Education: Common Sense is Uncommon

By Corny Galdones

Knowledge is power. Thirst for knowledge. Learn everything there is to learn about officiating. This solid base, however, is only the start toward excellence. What looks black and white on paper is riddled with gray areas when applied.

To officiate a match requires study and training. To do it well takes an eye and feel for the game. This means technical skill laced with common sense. Every match is different. Is it competitive or informal? Are the players skilled or novice? The questions and nuances vary from contest to contest. Adapt.

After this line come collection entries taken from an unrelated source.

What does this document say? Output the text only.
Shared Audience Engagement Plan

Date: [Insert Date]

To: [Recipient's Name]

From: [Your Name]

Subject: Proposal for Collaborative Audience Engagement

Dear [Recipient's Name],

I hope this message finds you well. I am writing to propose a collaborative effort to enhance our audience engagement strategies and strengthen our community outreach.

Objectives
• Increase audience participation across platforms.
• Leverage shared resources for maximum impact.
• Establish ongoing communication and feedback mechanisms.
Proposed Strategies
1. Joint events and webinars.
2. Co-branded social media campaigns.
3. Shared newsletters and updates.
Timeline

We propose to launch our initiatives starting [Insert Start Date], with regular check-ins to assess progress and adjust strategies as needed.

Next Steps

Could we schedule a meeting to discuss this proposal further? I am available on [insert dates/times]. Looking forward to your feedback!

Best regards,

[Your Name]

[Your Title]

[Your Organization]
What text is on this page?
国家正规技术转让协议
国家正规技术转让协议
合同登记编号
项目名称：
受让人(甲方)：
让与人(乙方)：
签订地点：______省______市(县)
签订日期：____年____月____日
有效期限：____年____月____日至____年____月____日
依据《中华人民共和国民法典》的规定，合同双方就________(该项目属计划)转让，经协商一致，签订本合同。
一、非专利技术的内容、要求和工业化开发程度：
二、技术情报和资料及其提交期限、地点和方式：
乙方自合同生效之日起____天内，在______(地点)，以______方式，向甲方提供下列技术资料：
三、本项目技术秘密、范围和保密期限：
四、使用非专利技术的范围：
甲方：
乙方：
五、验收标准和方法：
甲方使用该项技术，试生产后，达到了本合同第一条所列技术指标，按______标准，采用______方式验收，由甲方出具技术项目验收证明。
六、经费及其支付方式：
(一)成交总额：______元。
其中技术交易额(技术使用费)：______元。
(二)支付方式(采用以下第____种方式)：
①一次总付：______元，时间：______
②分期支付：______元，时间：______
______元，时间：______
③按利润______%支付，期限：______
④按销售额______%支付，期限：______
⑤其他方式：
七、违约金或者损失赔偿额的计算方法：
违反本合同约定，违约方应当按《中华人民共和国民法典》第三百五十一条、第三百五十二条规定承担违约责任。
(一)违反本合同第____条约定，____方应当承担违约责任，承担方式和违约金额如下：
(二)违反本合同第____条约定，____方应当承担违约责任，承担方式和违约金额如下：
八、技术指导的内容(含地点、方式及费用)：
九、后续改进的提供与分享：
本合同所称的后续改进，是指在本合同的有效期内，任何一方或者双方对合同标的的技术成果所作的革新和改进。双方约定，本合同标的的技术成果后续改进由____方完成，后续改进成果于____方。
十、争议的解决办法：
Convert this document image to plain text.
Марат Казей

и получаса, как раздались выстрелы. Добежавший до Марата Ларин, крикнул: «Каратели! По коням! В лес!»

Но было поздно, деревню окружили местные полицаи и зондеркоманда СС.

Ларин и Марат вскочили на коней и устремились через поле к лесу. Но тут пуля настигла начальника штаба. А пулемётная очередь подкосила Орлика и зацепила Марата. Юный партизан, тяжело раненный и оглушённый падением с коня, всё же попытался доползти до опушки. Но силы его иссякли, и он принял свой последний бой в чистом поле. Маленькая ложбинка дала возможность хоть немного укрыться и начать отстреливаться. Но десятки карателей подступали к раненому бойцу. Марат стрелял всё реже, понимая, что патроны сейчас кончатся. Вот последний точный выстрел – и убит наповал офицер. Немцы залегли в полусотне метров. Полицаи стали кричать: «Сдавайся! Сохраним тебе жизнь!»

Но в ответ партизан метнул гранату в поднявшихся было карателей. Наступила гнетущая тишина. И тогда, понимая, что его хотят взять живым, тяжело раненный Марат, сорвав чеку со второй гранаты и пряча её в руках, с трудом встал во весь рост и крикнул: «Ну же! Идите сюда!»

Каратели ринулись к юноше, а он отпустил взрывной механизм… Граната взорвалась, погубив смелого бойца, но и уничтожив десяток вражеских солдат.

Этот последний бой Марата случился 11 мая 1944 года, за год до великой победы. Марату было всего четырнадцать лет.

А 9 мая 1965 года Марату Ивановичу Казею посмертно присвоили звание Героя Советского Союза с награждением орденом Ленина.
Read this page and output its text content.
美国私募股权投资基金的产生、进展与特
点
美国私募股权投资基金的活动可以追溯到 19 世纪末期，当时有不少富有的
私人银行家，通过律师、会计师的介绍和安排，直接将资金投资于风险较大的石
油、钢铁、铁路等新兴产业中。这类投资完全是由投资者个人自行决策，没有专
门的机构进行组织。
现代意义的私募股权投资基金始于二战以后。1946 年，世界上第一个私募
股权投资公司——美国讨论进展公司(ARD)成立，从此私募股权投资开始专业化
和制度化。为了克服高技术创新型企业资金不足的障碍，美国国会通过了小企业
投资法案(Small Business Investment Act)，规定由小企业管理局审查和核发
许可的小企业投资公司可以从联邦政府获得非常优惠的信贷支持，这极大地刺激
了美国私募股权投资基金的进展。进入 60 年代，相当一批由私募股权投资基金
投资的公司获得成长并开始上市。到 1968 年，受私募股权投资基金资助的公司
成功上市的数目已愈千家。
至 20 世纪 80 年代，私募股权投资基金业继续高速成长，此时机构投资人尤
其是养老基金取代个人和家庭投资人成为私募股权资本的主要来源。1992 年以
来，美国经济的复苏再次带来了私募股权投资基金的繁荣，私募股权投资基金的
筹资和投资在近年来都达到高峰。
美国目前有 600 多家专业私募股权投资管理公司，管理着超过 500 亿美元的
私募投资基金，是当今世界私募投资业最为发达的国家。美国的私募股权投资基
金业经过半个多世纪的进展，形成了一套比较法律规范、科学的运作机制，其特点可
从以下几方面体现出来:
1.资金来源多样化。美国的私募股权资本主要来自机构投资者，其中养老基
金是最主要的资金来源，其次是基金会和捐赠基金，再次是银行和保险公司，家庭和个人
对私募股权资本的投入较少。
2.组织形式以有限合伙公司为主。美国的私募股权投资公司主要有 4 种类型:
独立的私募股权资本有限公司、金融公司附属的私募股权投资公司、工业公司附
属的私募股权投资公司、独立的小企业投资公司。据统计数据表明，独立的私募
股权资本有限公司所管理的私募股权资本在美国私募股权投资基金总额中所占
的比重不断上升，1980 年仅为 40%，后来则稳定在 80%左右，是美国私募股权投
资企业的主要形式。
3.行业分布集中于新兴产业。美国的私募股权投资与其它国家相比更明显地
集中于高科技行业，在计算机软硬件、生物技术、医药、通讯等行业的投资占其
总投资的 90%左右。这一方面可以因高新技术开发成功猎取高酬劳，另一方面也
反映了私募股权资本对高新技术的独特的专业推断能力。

We referees provide match structure and tone. So be a good cop on rules and procedures. Know when to enforce them and when to lighten up. We don’t have to control everything. Be confident to stay out of the action, present when needed and calm under pressure. See that the competition is fair and safe using balanced judgment and a firm yet relaxed authority to keep our high profile low-key. Being bossy and full of ourselves just points us out and turns others off. Instead, be like chameleons. Blend in with finesse.
A rules stickler dictates rather than facilitates. That’s not us, is it? Going by the book word for word without reasoning wins no friends nor influences people. To waste our logical minds is to stagnate. Explore other options. If an alternative fulfills a rule’s intent and spirit but not its exact terms, go with the flow. It’s no big deal. Nothing is perfect in life. Exercise discretion to make a sage verdict of least damage overall. Pleased or not, is everyone okay? Let’s play bait.

Remember, the sport is about the players and coaches. We merely provide a service. Like any business, the customers come first. What’s best for them is good for us. Tend to their needs, which hopefully are their wants. The rules won’t deal with every possibility. An unclear situation mustn’t be forced to fit into an existing rule. No, don’t break the rules. But they certainly can be bent to suit the situation. How? Think! Our biggest aid is our head, not the rulebook.
Some rules concern judgment. Oh, boy! Leeway. Understand what the coaches and players expect of the officiating. Adjust to gain an advantage. If a player chucks the ball on a second or third team contact, is it a violation? Yes. Should it be called? Yes and no. What?! Suppose it’s a Special Olympics match. A hustling player executes proper technique but muffs. Show some heart. Did you “ooooo” or “oo”? This extreme example illustrates a point. Tweaking rules within their parameters to satisfy patrons is practical and prudent. The key is to be consistent for the entire match.

Rules smarts launches us whistle-blowers. Court smarts is our goal. It’s theory versus practice, knowledge versus savvy. Making the right decisions for the right reasons involves thinking things through. Rules are guidelines. Common sense takes precedence.